A Srinagar mother said, “The books at the school’s vendor cost Rs 6,500. The exact set was Rs 4,700 in the market. But we were told the vendor books are mandatory for the lead module.”
This system creates a captive customer base — one that schools and vendors can rely on every academic year.
Fee Hikes That Shock Household Budgets
Unexpected fee hikes have become the flashpoint of parental anger. Many families say they find out about revised fee structures only after the new session begins — when it’s too late to switch schools or plan finances.
A 2024 parents’ group survey found that 78% of private schools in Kashmir had raised fees without prior consultation. The rationale — infrastructure, salaries, digital needs — is rarely backed by transparent disclosure.
For middle-income families, even a 10–20% increase destabilises carefully planned budgets. When hikes arrive alongside curriculum shifts and vendor-linked mandates, the combined pressure becomes overwhelming.
The Emotional Toll
Behind the numbers lies a quieter crisis unfolding inside Kashmiri homes. Parents describe feeling trapped, anxious, and powerless — unable to challenge schools, yet unable to absorb the rising costs.
Many skip other household expenses, borrow from relatives, or delay medical or home needs to meet fee demands. Children pick up on the tension. Some feel guilty. Others become demotivated or anxious about school.
When education becomes a source of stress rather than a path to empowerment, the damage extends far beyond finance.
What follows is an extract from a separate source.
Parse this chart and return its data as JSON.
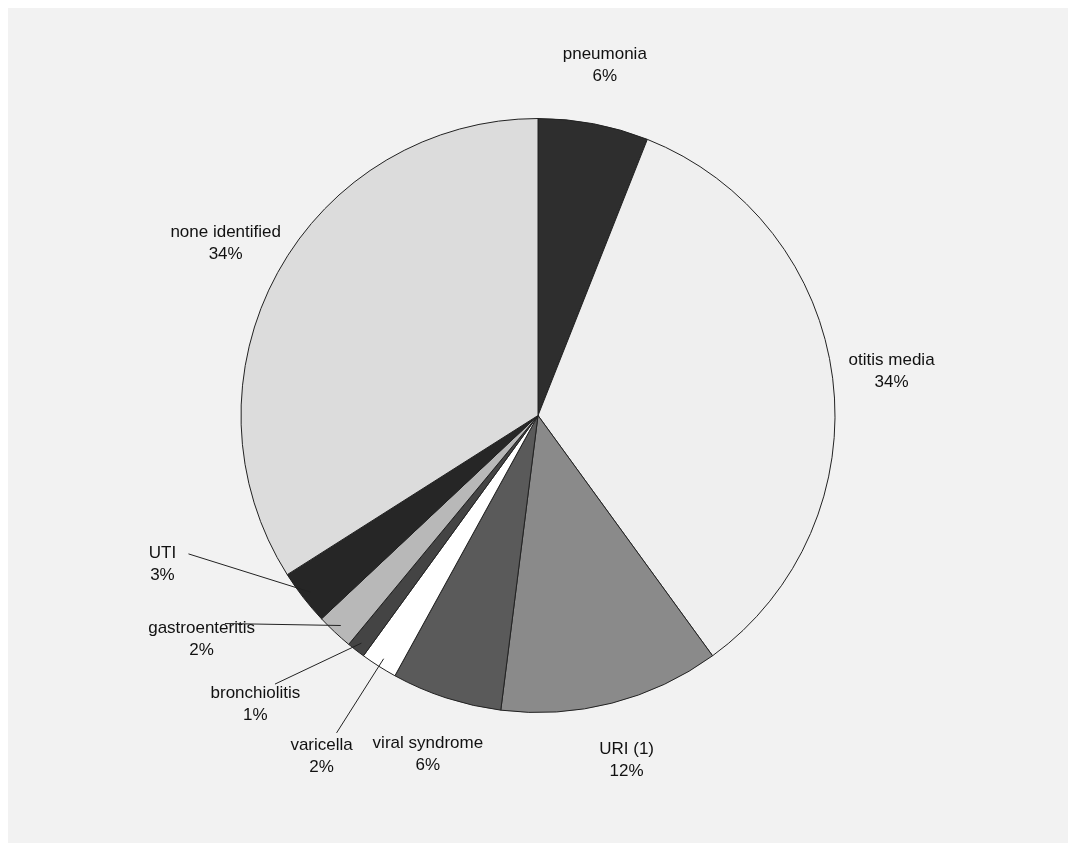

A System Tilting Toward Commerce?
None of this is happening in isolation. The growth of private schools, rising operational costs, vendor relationships, and weak enforcement of regulations have all contributed to a system where business considerations overshadow pedagogical clarity.
When schools switch curricula based on vendor tie-ups, when supplies are linked to single outlets, when results are withheld over disputed charges — families begin to see a system that treats students as customers.
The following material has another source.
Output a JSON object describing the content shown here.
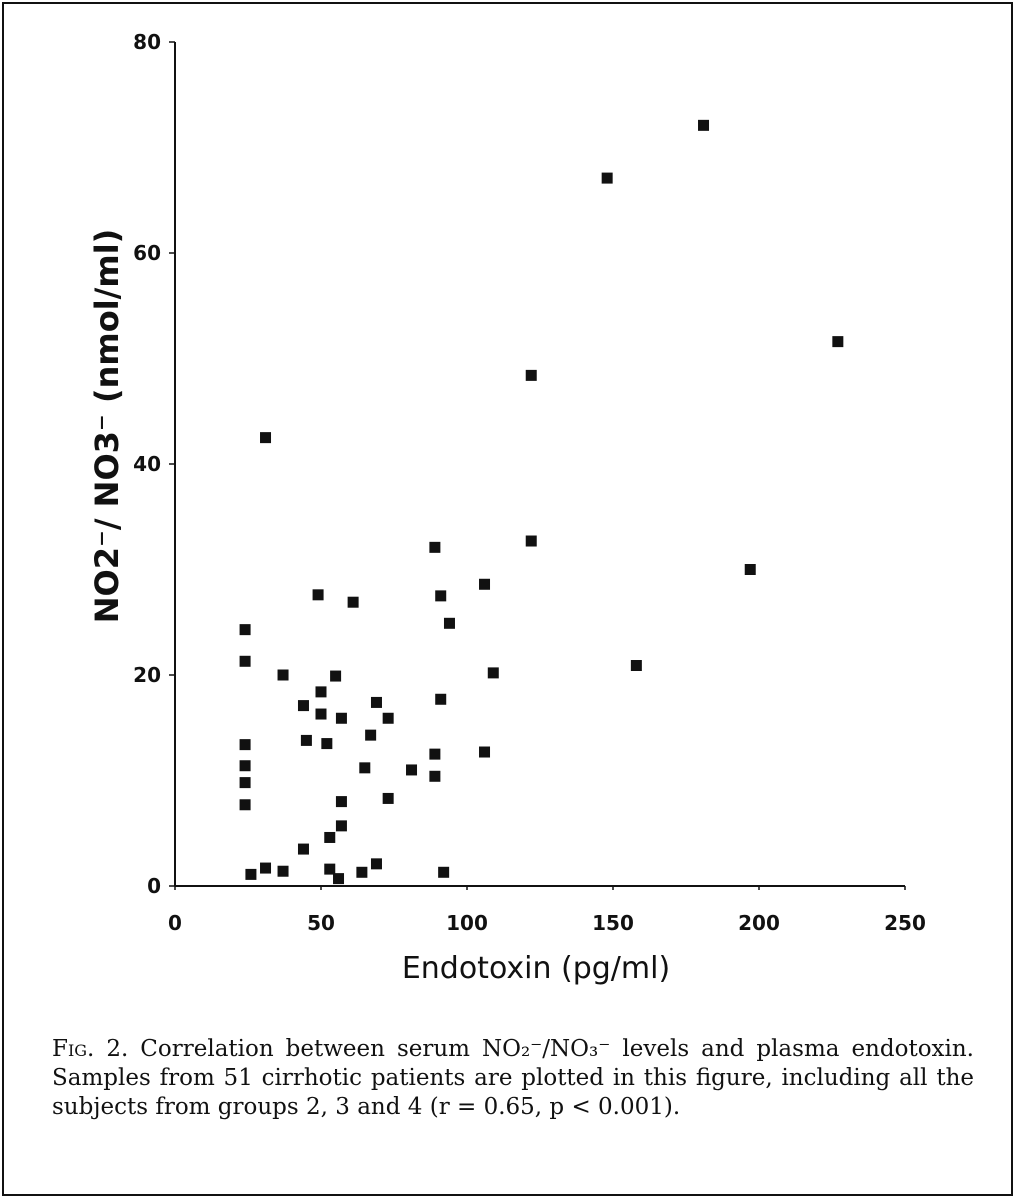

This perception has eroded trust, perhaps more than any fee hike ever could.
Regulation Exists — But Awareness Doesn’t
The FFRC’s rules are clear:
- No admission fees
- No unauthorised charges
- Clear breakdown of every fee head
- Receipts must reflect all components
- Schools must get fee structures approved
And yet, violations remain rampant because many parents do not know how to assert their rights — or whom to approach when schools cross the line.
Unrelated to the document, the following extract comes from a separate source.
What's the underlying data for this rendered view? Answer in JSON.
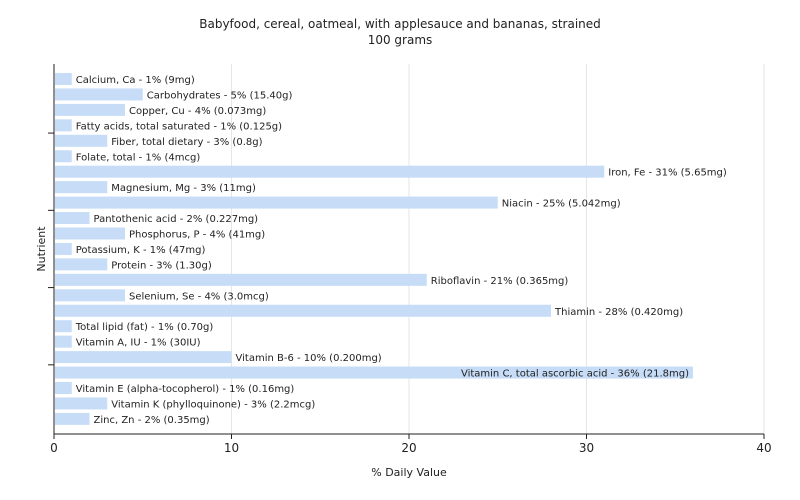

What Parents Are Demanding Now
Parent groups across Kashmir are now calling for:
- Full fee transparency before the start of every academic year
- No mandatory vendor-linked purchases
- Stability in curricula
- A strict ban on withholding results
- Stronger FFRC monitoring and faster complaint redressal
These are not radical demands — they are the basic building blocks of a fair school system.

What Parents Can Practically Do
A realistic checklist for families navigating the coming session:
- Ask for a written fee breakdown — including annual charges and any module-related costs
- Check if the school has FFRC approval for its structure
- Document every communication: receipts, circulars, fee notices
- Question vendor-linked supply mandates
- Verify curriculum stability before buying books
- Report irregularities to FFRC; complaints can be filed confidentially
Parents, especially when united as associations, have more leverage than they realise.
The Way Forward: Rebalancing the System
For schools, the path is equally clear: communicate transparently, justify costs, offer curriculum stability, and avoid tying education to vendor deals. For regulators, the priority must be active monitoring, timely enforcement, and public disclosure of compliant and non-compliant schools.
And for parents, awareness is the most powerful tool. Fee structures, curriculum changes, vendor affiliations — all must be questioned, scrutinised, and documented.
Kashmir’s children deserve an education system that prioritises learning over logistics, stability over sudden shifts, and transparency over transactions. The current crisis is not inevitable — it is a product of choices. Better choices can still be made.
The views expressed in this article are solely those of the author and do not necessarily reflect the opinions or views of this Magazine.